In Italia, in molti, in troppi, non hanno ancora concepito la differenza tra collezione, in cui prevale la figura del collezionista, e museo, in cui invece prevale l’interesse del pubblico, della divulgazione e della diffusione enciclopedica, libera e democratica del patrimonio artistico. La rivoluzionarietà del concetto di museo sta proprio in questo: nel valorizzare l’opera in quanto tale, e metterla in un contesto leggibile e intellegibile da parte della società. Questa scienza si chiama museologia.
I direttori di esperienza internazionale hanno ben chiara questa differenza tra collezione ed è pertanto fondamentale – nell’interesse del patrimonio artistico e culturale del Paese – poter continuare a giovarsi della loro sensibilità contemporanea.
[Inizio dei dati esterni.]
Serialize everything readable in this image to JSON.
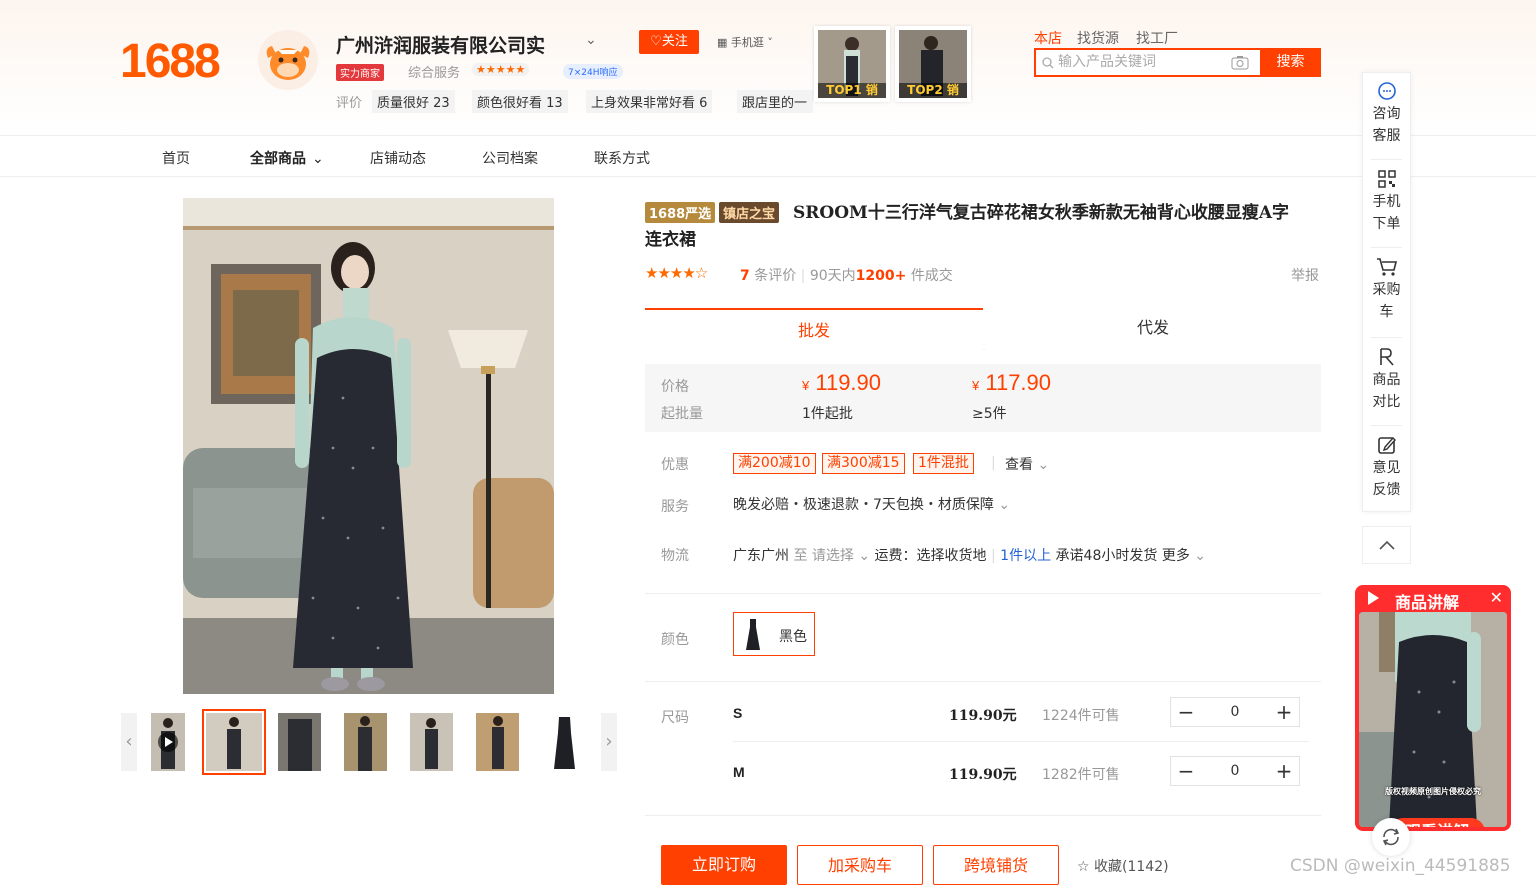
{
  "header": {
    "logo": "1688",
    "shop_name": "广州浒润服装有限公司实",
    "follow_label": "♡关注",
    "mobile_shop_label": "手机逛",
    "strength_badge": "实力商家",
    "service_label": "综合服务",
    "service_stars": "★★★★★",
    "response_badge": "7×24H响应",
    "review_label": "评价",
    "review_tags": [
      "质量很好 23",
      "颜色很好看 13",
      "上身效果非常好看 6",
      "跟店里的一"
    ],
    "top_items": [
      "TOP1 销",
      "TOP2 销"
    ],
    "search_tabs": [
      "本店",
      "找货源",
      "找工厂"
    ],
    "search_placeholder": "输入产品关键词",
    "search_button": "搜索"
  },
  "nav": {
    "items": [
      "首页",
      "全部商品",
      "店铺动态",
      "公司档案",
      "联系方式"
    ]
  },
  "product": {
    "badge_yanxuan": "1688严选",
    "badge_zhendian": "镇店之宝",
    "title": "SROOM十三行洋气复古碎花裙女秋季新款无袖背心收腰显瘦A字连衣裙",
    "rating_stars": "★★★★☆",
    "review_count": "7",
    "review_suffix": "条评价",
    "sales_prefix": "90天内",
    "sales_count": "1200+",
    "sales_suffix": "件成交",
    "report_label": "举报",
    "rating": 4,
    "rating_max": 5
  },
  "tabs": {
    "wholesale": "批发",
    "dropship": "代发"
  },
  "pricing": {
    "price_label": "价格",
    "moq_label": "起批量",
    "currency": "¥",
    "tiers": [
      {
        "price": "119.90",
        "moq": "1件起批"
      },
      {
        "price": "117.90",
        "moq": "≥5件"
      }
    ]
  },
  "promotions": {
    "label": "优惠",
    "tags": [
      "满200减10",
      "满300减15",
      "1件混批"
    ],
    "more": "查看"
  },
  "service": {
    "label": "服务",
    "text": "晚发必赔・极速退款・7天包换・材质保障"
  },
  "logistics": {
    "label": "物流",
    "origin": "广东广州",
    "to": "至",
    "destination": "请选择",
    "shipping": "运费：选择收货地",
    "qty_rule": "1件以上",
    "promise": "承诺48小时发货",
    "more": "更多"
  },
  "color": {
    "label": "颜色",
    "option": "黑色"
  },
  "sizes": {
    "label": "尺码",
    "rows": [
      {
        "name": "S",
        "price": "119.90元",
        "stock": "1224件可售",
        "qty": "0"
      },
      {
        "name": "M",
        "price": "119.90元",
        "stock": "1282件可售",
        "qty": "0"
      }
    ]
  },
  "actions": {
    "order_now": "立即订购",
    "add_cart": "加采购车",
    "cross_border": "跨境铺货",
    "favorite": "收藏(1142)"
  },
  "sidebar": {
    "items": [
      {
        "icon": "chat-icon",
        "label1": "咨询",
        "label2": "客服"
      },
      {
        "icon": "qrcode-icon",
        "label1": "手机",
        "label2": "下单"
      },
      {
        "icon": "cart-icon",
        "label1": "采购",
        "label2": "车"
      },
      {
        "icon": "compare-icon",
        "label1": "商品",
        "label2": "对比"
      },
      {
        "icon": "feedback-icon",
        "label1": "意见",
        "label2": "反馈"
      }
    ]
  },
  "live": {
    "title": "商品讲解",
    "watch": "观看讲解",
    "caption": "版权视频原创图片侵权必究"
  },
  "watermark": "CSDN @weixin_44591885",
  "colors": {
    "accent": "#ff4000",
    "brand_logo": "#ff5a00"
  }
}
I musei secondo Daniele Jalla
Daniele Jalla, museologo autore del volume “Il museo contemporaneo. Introduzione al nuovo sistema museale italiano” (Utet, 2005), nel corso di un’intervista si esprimeva in questi termini sulla differenza di approccio all’istituzione museale in Italia rispetto alle “best practices” internazionali:
“Un […] elemento di differenza è la funzione «educativa», che nei musei di stampo anglosassone è rimasta centrale e quindi chiaramente impressa nelle politiche. Questo perché il museo è riconosciuto come «istituto», cosa che in Italia ancora non avviene. Se il museo è una «collezione» (come è stato a lungo considerato dalla normativa italiana), allora le funzioni educative finiscono per essere degli elementi di corredo, non sono ciò che dà senso e significato alla missione del museo. Oggi sembra che in Italia esista la possibilità di attribuire nuovamente centralità alla funzione educativa, peraltro già chiara nel museo ottocentesco. Lo schema è molto semplificabile: dobbiamo recuperare identità da un punto di vista soggettivo come enti, dobbiamo formare una nuova generazione di gestori di questi istituti, con l’obiettivo di rendere accessibile il patrimonio al pubblico”.
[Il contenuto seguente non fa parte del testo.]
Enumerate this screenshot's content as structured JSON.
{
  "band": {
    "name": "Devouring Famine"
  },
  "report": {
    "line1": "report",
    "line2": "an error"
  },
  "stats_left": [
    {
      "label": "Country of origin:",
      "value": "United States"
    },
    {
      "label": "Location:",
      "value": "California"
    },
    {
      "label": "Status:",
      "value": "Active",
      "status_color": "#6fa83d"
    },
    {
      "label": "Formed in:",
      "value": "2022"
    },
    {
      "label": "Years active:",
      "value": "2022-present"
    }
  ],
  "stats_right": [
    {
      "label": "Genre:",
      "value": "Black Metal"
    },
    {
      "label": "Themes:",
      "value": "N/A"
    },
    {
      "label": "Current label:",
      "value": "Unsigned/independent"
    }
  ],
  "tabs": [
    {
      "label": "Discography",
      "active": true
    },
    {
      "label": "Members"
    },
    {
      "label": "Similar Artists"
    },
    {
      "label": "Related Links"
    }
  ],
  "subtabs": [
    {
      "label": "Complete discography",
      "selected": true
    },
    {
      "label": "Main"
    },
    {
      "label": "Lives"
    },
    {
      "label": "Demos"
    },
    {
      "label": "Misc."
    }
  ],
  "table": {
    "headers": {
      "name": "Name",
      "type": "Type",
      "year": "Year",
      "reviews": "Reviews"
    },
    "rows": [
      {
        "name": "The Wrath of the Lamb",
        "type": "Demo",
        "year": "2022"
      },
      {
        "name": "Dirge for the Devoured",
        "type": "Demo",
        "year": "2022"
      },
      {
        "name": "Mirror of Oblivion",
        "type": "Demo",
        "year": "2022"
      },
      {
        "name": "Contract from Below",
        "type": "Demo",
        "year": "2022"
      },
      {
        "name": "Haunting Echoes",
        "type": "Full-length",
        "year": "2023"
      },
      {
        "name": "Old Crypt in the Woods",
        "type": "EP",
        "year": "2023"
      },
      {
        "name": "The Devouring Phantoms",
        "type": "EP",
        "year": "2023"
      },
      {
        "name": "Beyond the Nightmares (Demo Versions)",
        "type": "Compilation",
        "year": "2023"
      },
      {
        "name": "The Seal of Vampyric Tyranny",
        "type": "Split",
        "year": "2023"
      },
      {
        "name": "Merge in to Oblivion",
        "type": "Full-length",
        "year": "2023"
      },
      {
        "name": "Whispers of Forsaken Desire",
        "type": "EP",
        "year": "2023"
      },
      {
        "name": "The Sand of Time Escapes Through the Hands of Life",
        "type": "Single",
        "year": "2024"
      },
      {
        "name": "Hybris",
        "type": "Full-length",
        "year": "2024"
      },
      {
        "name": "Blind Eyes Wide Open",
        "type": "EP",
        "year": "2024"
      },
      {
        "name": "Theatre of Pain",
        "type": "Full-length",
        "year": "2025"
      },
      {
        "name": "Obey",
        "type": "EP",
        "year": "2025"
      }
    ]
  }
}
Una proposta a Vittorio Sgarbi
E in questo i direttori di esperienza internazionale possono essere dei maestri, contribuendo a sprovincializzare un diffuso (ma non maggioritario) atteggiamento che nel nostro Paese ancora si appoggia all’Auctoritas e all’Ipse dixit pre-illuminista. Puro Ancien Régime, direbbe qualcuno. Concludiamo con una proposta: Vittorio Sgarbi già in passato si era interessato della vicenda del Castello di Sammezzano a Reggello, vicino a Firenze: un vero e proprio capolavoro dell’eclettismo neomoresco di fine Ottocento, un caso quasi unico in Italia e rarissimo in Europa. In qualità di Sottosegretario ai Beni Culturali potrebbe -questo sì- far presente al ministro Sangiuliano il lamentevole stato di abbandono in cui si trova il bene.
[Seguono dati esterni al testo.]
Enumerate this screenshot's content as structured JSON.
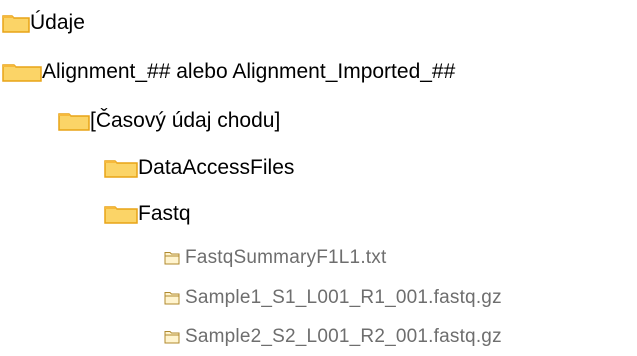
{
  "tree": {
    "items": [
      {
        "label": "Údaje",
        "kind": "folder"
      },
      {
        "label": "Alignment_## alebo Alignment_Imported_##",
        "kind": "folder"
      },
      {
        "label": "[Časový údaj chodu]",
        "kind": "folder"
      },
      {
        "label": "DataAccessFiles",
        "kind": "folder"
      },
      {
        "label": "Fastq",
        "kind": "folder"
      },
      {
        "label": "FastqSummaryF1L1.txt",
        "kind": "file"
      },
      {
        "label": "Sample1_S1_L001_R1_001.fastq.gz",
        "kind": "file"
      },
      {
        "label": "Sample2_S2_L001_R2_001.fastq.gz",
        "kind": "file"
      }
    ]
  },
  "colors": {
    "folder_fill": "#fbd467",
    "folder_tab": "#f6b93b",
    "folder_outline": "#e8a317",
    "file_folder_fill": "#fff4cf",
    "file_folder_outline": "#b08a2e",
    "text_main": "#000000",
    "text_file": "#6e6e6e"
  },
  "icons": {
    "folder": "folder-icon",
    "file": "file-folder-icon"
  }
}
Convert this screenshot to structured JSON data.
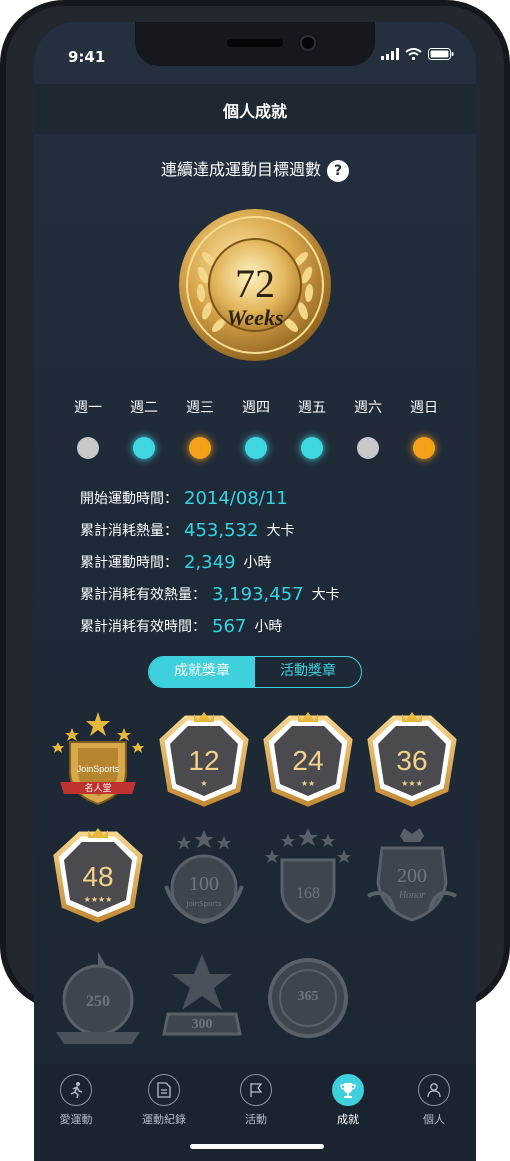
{
  "status_bar": {
    "time": "9:41"
  },
  "header": {
    "title": "個人成就"
  },
  "goal": {
    "label": "連續達成運動目標週數",
    "help_icon": "?"
  },
  "medal": {
    "weeks_value": "72",
    "weeks_unit": "Weeks"
  },
  "week_days": [
    {
      "label": "週一",
      "status_color": "#c8c8c8"
    },
    {
      "label": "週二",
      "status_color": "#3ed7e0"
    },
    {
      "label": "週三",
      "status_color": "#f5a01a"
    },
    {
      "label": "週四",
      "status_color": "#3ed7e0"
    },
    {
      "label": "週五",
      "status_color": "#3ed7e0"
    },
    {
      "label": "週六",
      "status_color": "#c8c8c8"
    },
    {
      "label": "週日",
      "status_color": "#f5a01a"
    }
  ],
  "stats": [
    {
      "label": "開始運動時間：",
      "value": "2014/08/11",
      "unit": ""
    },
    {
      "label": "累計消耗熱量：",
      "value": "453,532",
      "unit": "大卡"
    },
    {
      "label": "累計運動時間：",
      "value": "2,349",
      "unit": "小時"
    },
    {
      "label": "累計消耗有效熱量：",
      "value": "3,193,457",
      "unit": "大卡"
    },
    {
      "label": "累計消耗有效時間：",
      "value": "567",
      "unit": "小時"
    }
  ],
  "segment": {
    "active": "成就獎章",
    "inactive": "活動獎章"
  },
  "badges": {
    "famous_ribbon": "名人堂",
    "famous_brand": "JoinSports",
    "hex": [
      {
        "number": "12",
        "stars": "★"
      },
      {
        "number": "24",
        "stars": "★★"
      },
      {
        "number": "36",
        "stars": "★★★"
      },
      {
        "number": "48",
        "stars": "★★★★"
      }
    ],
    "locked": [
      "100",
      "168",
      "200",
      "250",
      "300",
      "365"
    ],
    "locked_sub_100": "JoinSports",
    "locked_sub_200": "Honor"
  },
  "tabbar": {
    "items": [
      {
        "label": "愛運動"
      },
      {
        "label": "運動紀錄"
      },
      {
        "label": "活動"
      },
      {
        "label": "成就"
      },
      {
        "label": "個人"
      }
    ]
  },
  "colors": {
    "accent": "#3ed0dd",
    "gold": "#d9a84a",
    "background": "#1f2a38"
  }
}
L’acquisto del Castello di Sammezzano e il restauro da parte dello stato e un suo rilancio (ipoteticamente anche come sede-satellite nell’ottica dell’iniziativa degli Uffizi Diffusi) sarebbe un intervento di ben altra levatura rispetto ai queruli strali rivolti verso i direttori stranieri, qualunque cosa questo termine possa mai significare nel 2022.